Dress rehearsal for a nuclear emergency

Jun 20 - McClatchy-Tribune Regional News - Cathy Grimes Daily Press (Newport News, Va.)

 

Emergency personnel from Newport News filled the bleachers of Hines Middle School's gymnasium Wednesday morning, waiting for an evacuation order related to a nuclear incident at Surry Power Station.

There was no incident. Nor were any evacuations taking place. The group was participating in an emergency exercise meant to hone their skills and build "muscle memory" associated with monitoring and decontaminating evacuees and emergency crews potentially exposed to radiation, said Fire Chief Scott Liebold. "The primary goal is preparedness. None of us do this every day."

The exercise was assessed by Virginia Department of Emergency Management and Federal Emergency Management Agency evaluators, who quizzed responders throughout the event, then gave on-the-spot critiques of their work.

FEMA Technical Hazard Specialist Martin Vyenielo said his team was ensuring Newport News was prepared to handle an evacuation, checking equipment, people and vehicles for contamination.

Three zones in the north end of the city are within 10 miles of the Surry Power Station, a nuclear plant built in 1973 across the James River from the city. Every two years the cities and counties near the plant hold emergency drills and other exercises simulating a nuclear incident at the reactor.

In the event of an evacuation order related to a nuclear accident, the city must alert about 70,000 people, more than a third of its total population, and tell them to leave their homes in those neighborhoods and head to three designated emergency assessment centers, said Fire Captain Ed Holloway, a radiation officer during the drill.

Hines is one of the three centers. The two others are Warwick High School and Gildersleeve Middle School.

The assembled crew at Hines included city, fire and police department personnel as well as emergency shelter crews and Department of Health staff. Each had a role in the process of determining whether city residents were contaminated. They also would check emergency staff sent into the affected areas to gauge the level of contamination.

The scanning process involves waiting in lines, both in vehicles and on foot. Every car must be checked with a portal monitor that looks like an open gate, and with hand-held monitors. If nuclear contamination is found, the car is washed by crews in protective clothing, then rechecked. Crews will wash a car twice, but if it still registers radioactivity, it is quarantined.

People go through a similar process. They walk through a scanner similar to a metal detector that measures radiation exposure. If someone is contaminated, the person is taken to a locker room, where he or she showers, then is scanned again. Like vehicles, people wash twice, and if they still register high levels of exposure, they are taken to Riverside Medical Center or another hospital for treatment.

After people clear the scanners and are declared free of contamination, they register inside Hines. The health department gives them potassium iodine tablets and the people are free to head either to an emergency shelter or another site away from the contamination zone.

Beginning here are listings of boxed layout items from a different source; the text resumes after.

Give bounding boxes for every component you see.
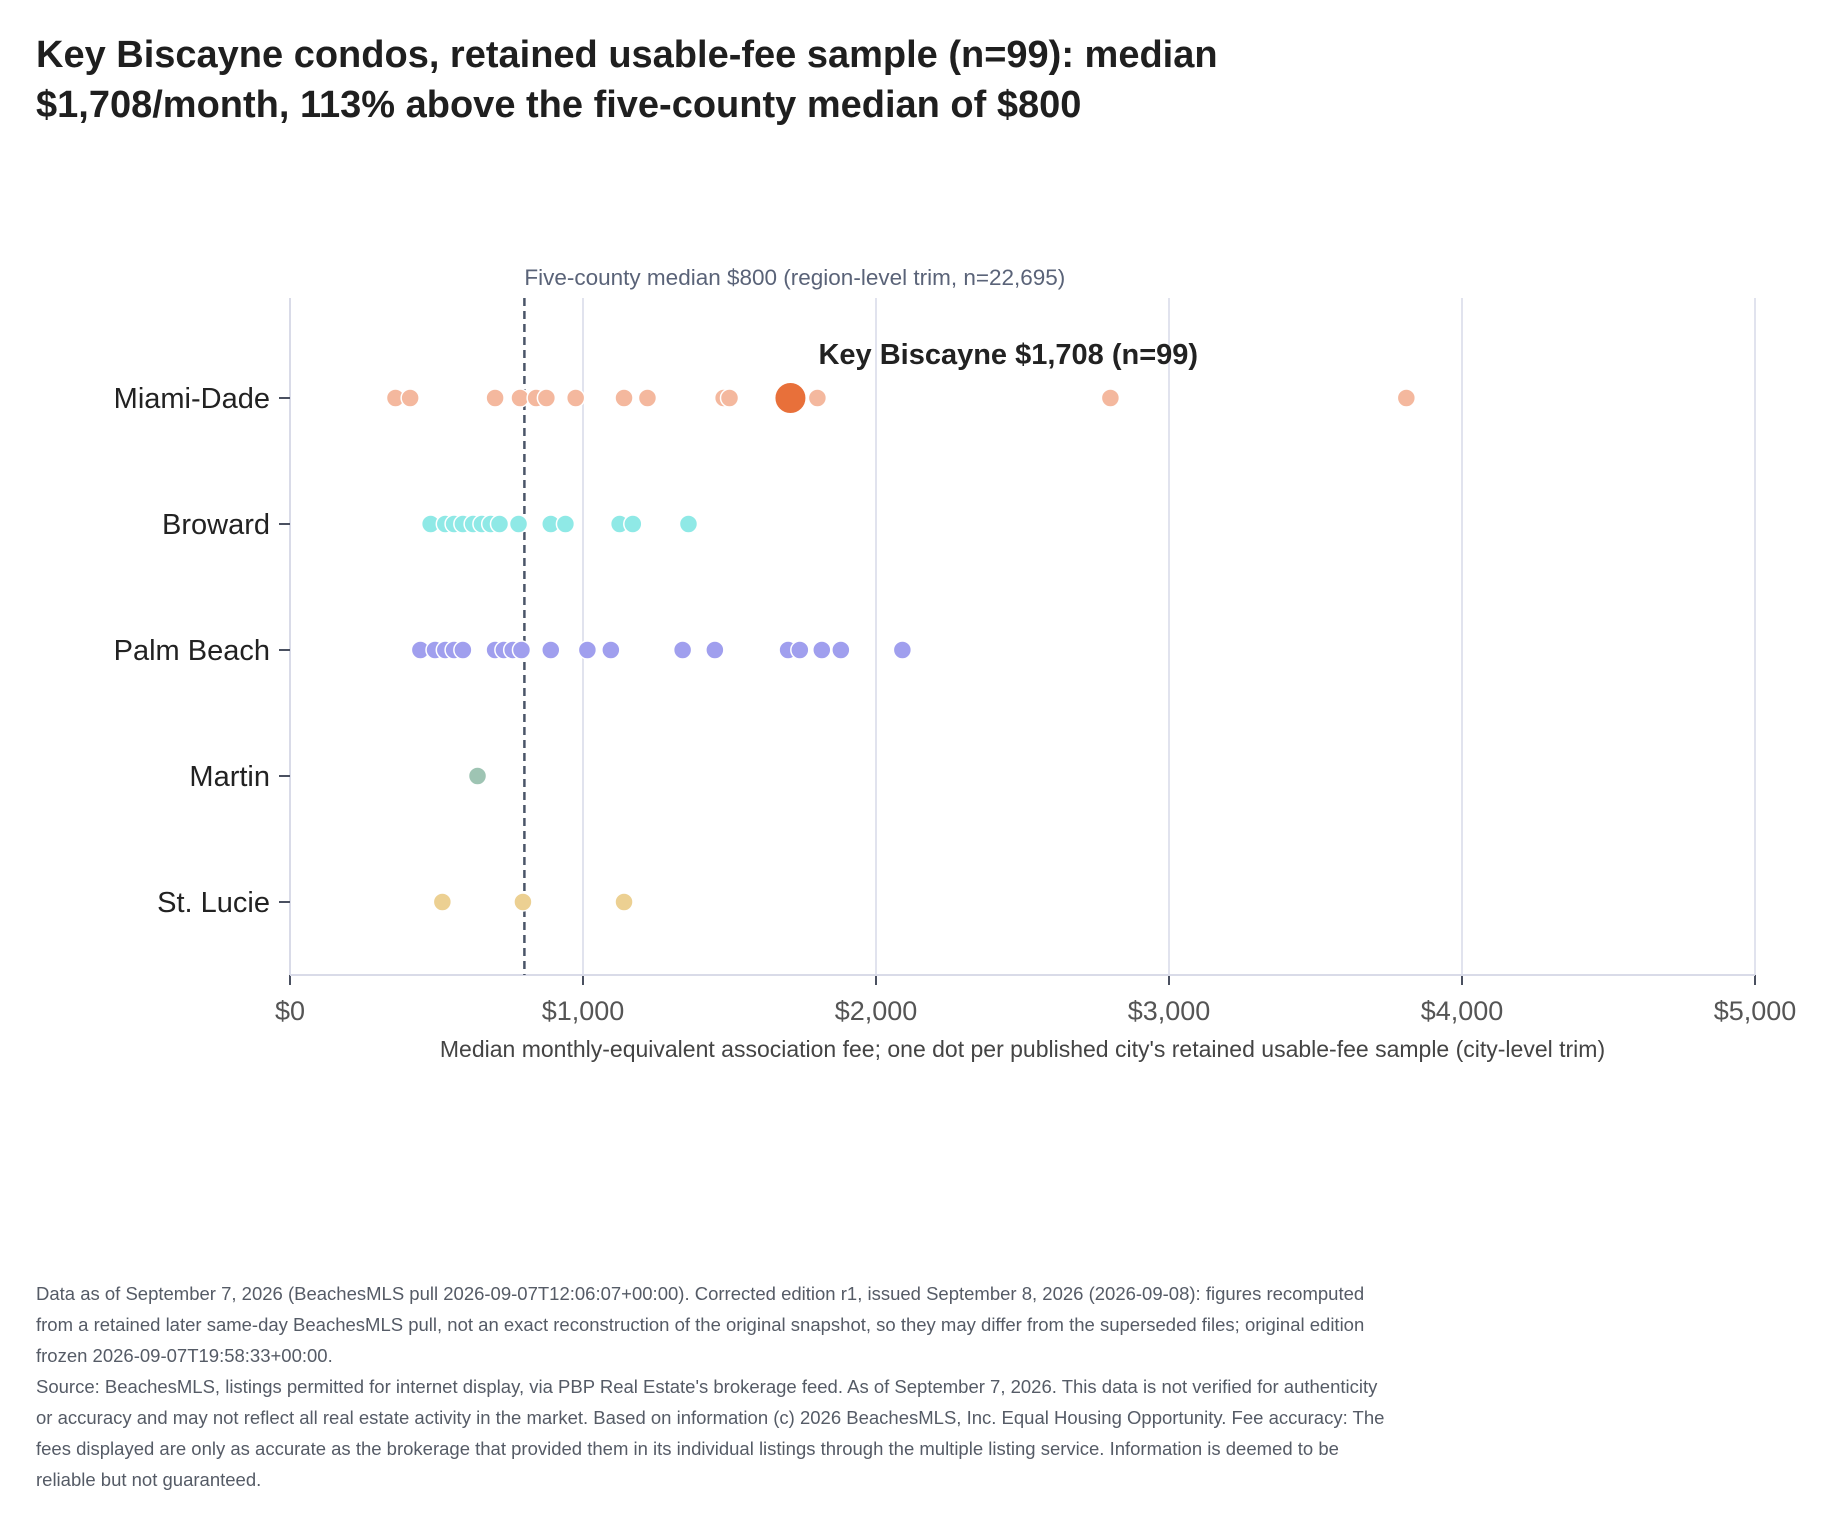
x-tick-label: $1,000 (542, 996, 625, 1026)
city-dot (400, 388, 420, 408)
footnote: Data as of September 7, 2026 (BeachesMLS… (36, 1278, 1396, 1495)
chart-title-line-2: $1,708/month, 113% above the five-county… (36, 84, 1082, 126)
axes: $0 $1,000 $2,000 $3,000 $4,000 $5,000 Miami-Da… (114, 298, 1797, 1062)
city-dot (510, 388, 530, 408)
x-tick-label: $4,000 (1421, 996, 1504, 1026)
city-dot (1100, 388, 1121, 408)
city-dot (705, 640, 725, 660)
city-dot (513, 892, 533, 912)
x-tick-label: $2,000 (835, 996, 918, 1026)
y-tick-label: Palm Beach (114, 635, 270, 667)
city-dot (541, 640, 561, 660)
city-dot (892, 640, 913, 660)
city-dot (807, 388, 828, 408)
labels: Key Biscayne $1,708 (n=99) (818, 339, 1198, 371)
five-county-median-label: Five-county median $800 (region-level tr… (524, 265, 1065, 290)
key-biscayne-dot (773, 381, 808, 415)
dots (385, 381, 1417, 912)
reference-line-group: Five-county median $800 (region-level tr… (523, 265, 1065, 975)
city-dot (672, 640, 693, 660)
footnote-data-note: Data as of September 7, 2026 (BeachesMLS… (36, 1283, 1365, 1366)
y-tick-label: St. Lucie (157, 887, 270, 919)
city-dot (637, 388, 658, 408)
city-dot (489, 514, 510, 534)
x-axis-label: Median monthly-equivalent association fe… (440, 1036, 1605, 1062)
city-dot (614, 892, 634, 912)
city-dot (508, 514, 529, 534)
city-dot (790, 640, 810, 660)
x-tick-label: $3,000 (1128, 996, 1211, 1026)
city-dot (831, 640, 851, 660)
footnote-source-note: Source: BeachesMLS, listings permitted f… (36, 1376, 1385, 1490)
city-dot (577, 640, 598, 660)
city-dot (511, 640, 532, 660)
x-tick-label: $0 (275, 996, 305, 1026)
city-dot (719, 388, 740, 408)
x-tick-label: $5,000 (1714, 996, 1797, 1026)
y-tick-label: Miami-Dade (114, 383, 270, 415)
chart-title: Key Biscayne condos, retained usable-fee… (36, 30, 1436, 130)
city-dot (432, 892, 453, 912)
city-dot (555, 514, 576, 534)
gridlines (582, 298, 1756, 975)
city-dot (565, 388, 586, 408)
city-dot (467, 766, 488, 786)
city-dot (453, 640, 473, 660)
city-dot (536, 388, 557, 408)
key-biscayne-label: Key Biscayne $1,708 (n=99) (818, 339, 1198, 371)
y-tick-label: Broward (162, 509, 270, 541)
chart-title-line-1: Key Biscayne condos, retained usable-fee… (36, 34, 1218, 76)
y-tick-label: Martin (189, 761, 270, 793)
city-dot (678, 514, 699, 534)
city-dot (623, 514, 643, 534)
city-dot (812, 640, 832, 660)
city-dot (614, 388, 634, 408)
city-dot (601, 640, 621, 660)
city-dot (485, 388, 505, 408)
city-dot (1396, 388, 1417, 408)
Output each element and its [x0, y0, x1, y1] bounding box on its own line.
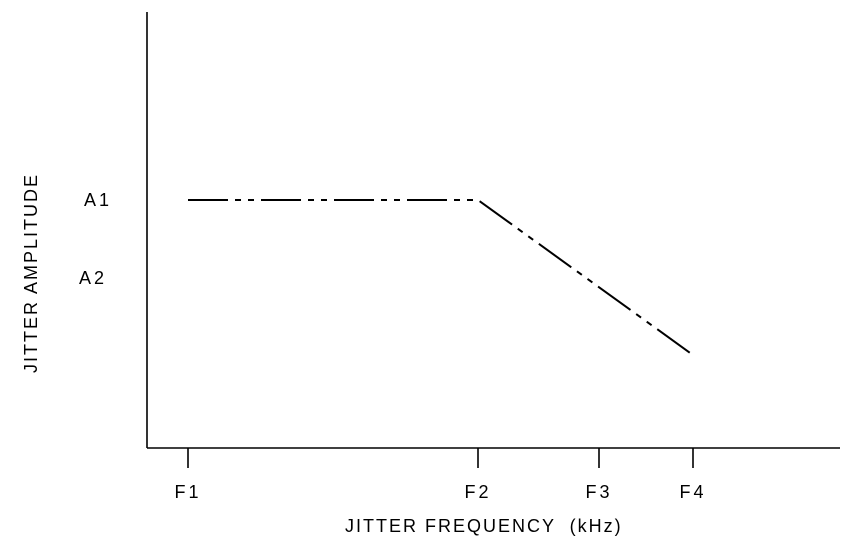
x-tick-group: F1 F2 F3 F4 — [174, 448, 706, 502]
x-tick-label-f2: F2 — [464, 482, 491, 502]
y-tick-label-a2: A2 — [79, 268, 107, 288]
axes — [146, 12, 840, 449]
x-axis-title: JITTER FREQUENCY (kHz) — [345, 516, 623, 536]
x-tick-label-f4: F4 — [679, 482, 706, 502]
series-layer — [188, 199, 694, 356]
y-tick-group: A1 A2 — [79, 190, 112, 288]
x-tick-label-f1: F1 — [174, 482, 201, 502]
x-tick-label-f3: F3 — [585, 482, 612, 502]
y-tick-label-a1: A1 — [84, 190, 112, 210]
series-line-0 — [188, 199, 694, 356]
y-axis-title: JITTER AMPLITUDE — [21, 173, 41, 373]
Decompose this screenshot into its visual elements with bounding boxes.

Liebold said that unlike many emergencies, a nuclear incident likely would unfold slowly, giving the emergency crews time to ramp up their assessment centers and emergency shelters and deploy police and fire personnel to the areas in the danger zone.

"We would have 12 to 24 hours to prepare, we hope," he said, adding that the emergency team would be in constant contact with the power station to monitor danger.

During Wednesday's exercise, about a dozen people were scanned for radiation, and two were determined to be contaminated. Vyenielo, the FEMA hazard specialist, closely watched the simulated decontamination process for one victim, quizzing the team as they worked. When the victim was declared free of contamination, his hand was stamped, a red-ink imprint declaring him "clean."

Vyenielo also assessed a team checking an emergency vehicle. They popped the hood, checked the air filter, then carefully ran counters over the grill, the tires, the intakes and the exhaust. Then they opened the doors and checked inside. The verdict: the air filter was contaminated. The vehicle was sent to "the dirty lot."

"Nicely done," Vyenielo said to the inspection team.

Wednesday's exercise was part of a series of nuclear incident reaction drills associated with the Virginia Operations Plan Exercise, a preparedness event that simulates a nuclear emergency. The exercises are run every other year in Hampton Roads. On July 16, Newport News will join Williamsburg and Surry, Isle of Wight, York and James City counties in a full-scale simulation of a nuclear contamination event.